Liputan6.com, Jakarta - Presiden Prabowo Subianto meminta Polri untuk memperkuat sinergi dengan institusi pemerintah lainnya, khususnya TNI. Dia menilai Polri tak dapat bekerja sendiri tanpa bantuan institusi pemerintahan lainnya.
"Perkuat sinergi. Polri tidak bisa bekerja sendiri. Harus selalu bersama institusi lain, bersama TNI, bersama pemerintah, bersama semua institusi pemerintah," kata dia saat menghadiri HUT Bhayangkara ke-80 di Satlas Brimob Cikeas, Kabupaten Bogor, Jawa Barat, Rabu (1/7/2026).
Advertisement
Selain itu, dia menekankan pentingnya Polri untuk meningkatkan sinergi dengan tokoh masyarakat serta ulama. Prabowo juga mengingatkan Polri bekolaborasi dengan akademisi, petani, nelayan, buruh, dan masyarakat.
"Bersama tokoh masyarakat, bersama ulama, bersama akademisi, bersama media, bersama pengusaha, bersama petani, nelayan, dan buruh, bersama seluruh rakyat Indonesia," ujarnya.
Di sisi lain, Prabowo memuji peran Polri yang membantu dan mendukung program-program strategis, salah satunya makan bergizi gratis (MBG). Tak hanya itu, Polri juga hadir di desa dan perbatasan untuk mendukung program ketahanan pangan nasional.
"Saya melihat sendiri bagaimana program ketahanan pangan Polri sangat membantu ketahanan pangan nasional, khususnya di bidang produksi jagung. Saya melihat sendiri Polri membangun gudang-gudang pangan yang sangat dibutuhkan, gudang-gudang dengan kualitas yang sangat baik," jelas Prabowo.
Prabowo Puji Dapur MBG Polri
Prabowo menuturkan, Polri membangun lebih dari 1.000 Satuan Pelayanan Pemenuhan Gizi (SPPG) atau dapur umum MBG. Bahkan, kata Prabowo, dapur MBG yang dibangun Polri sangat baik.

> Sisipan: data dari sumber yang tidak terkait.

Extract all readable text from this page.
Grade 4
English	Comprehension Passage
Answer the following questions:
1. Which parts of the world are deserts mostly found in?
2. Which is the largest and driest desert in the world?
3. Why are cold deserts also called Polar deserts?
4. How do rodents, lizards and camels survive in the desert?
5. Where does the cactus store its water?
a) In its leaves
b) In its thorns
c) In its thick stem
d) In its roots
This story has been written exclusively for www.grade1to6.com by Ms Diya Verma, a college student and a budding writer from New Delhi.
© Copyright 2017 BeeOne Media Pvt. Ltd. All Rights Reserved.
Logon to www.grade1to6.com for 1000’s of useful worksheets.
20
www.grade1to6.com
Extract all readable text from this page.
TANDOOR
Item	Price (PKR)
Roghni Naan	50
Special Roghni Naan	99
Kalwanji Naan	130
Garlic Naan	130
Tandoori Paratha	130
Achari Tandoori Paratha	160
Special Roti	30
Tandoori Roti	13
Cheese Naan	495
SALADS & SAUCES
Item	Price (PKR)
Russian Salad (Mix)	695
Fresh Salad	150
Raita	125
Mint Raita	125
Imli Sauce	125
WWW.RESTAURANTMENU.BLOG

"Saya tidak ragu-ragu sampaikan di sini dapur-dapur yang dibangun oleh Polri adalah dapur-dapur yang terbaik. Dan ini bukan kata saya, banyak pengamat, banyak peninjau dari lembaga-lembaga dunia yang datang ke Indonesia melihat dapur-dapur tersebut dan di antaranya bagian besar yang dilihat dapur-dapur dari Polri," pungkas Prabowo.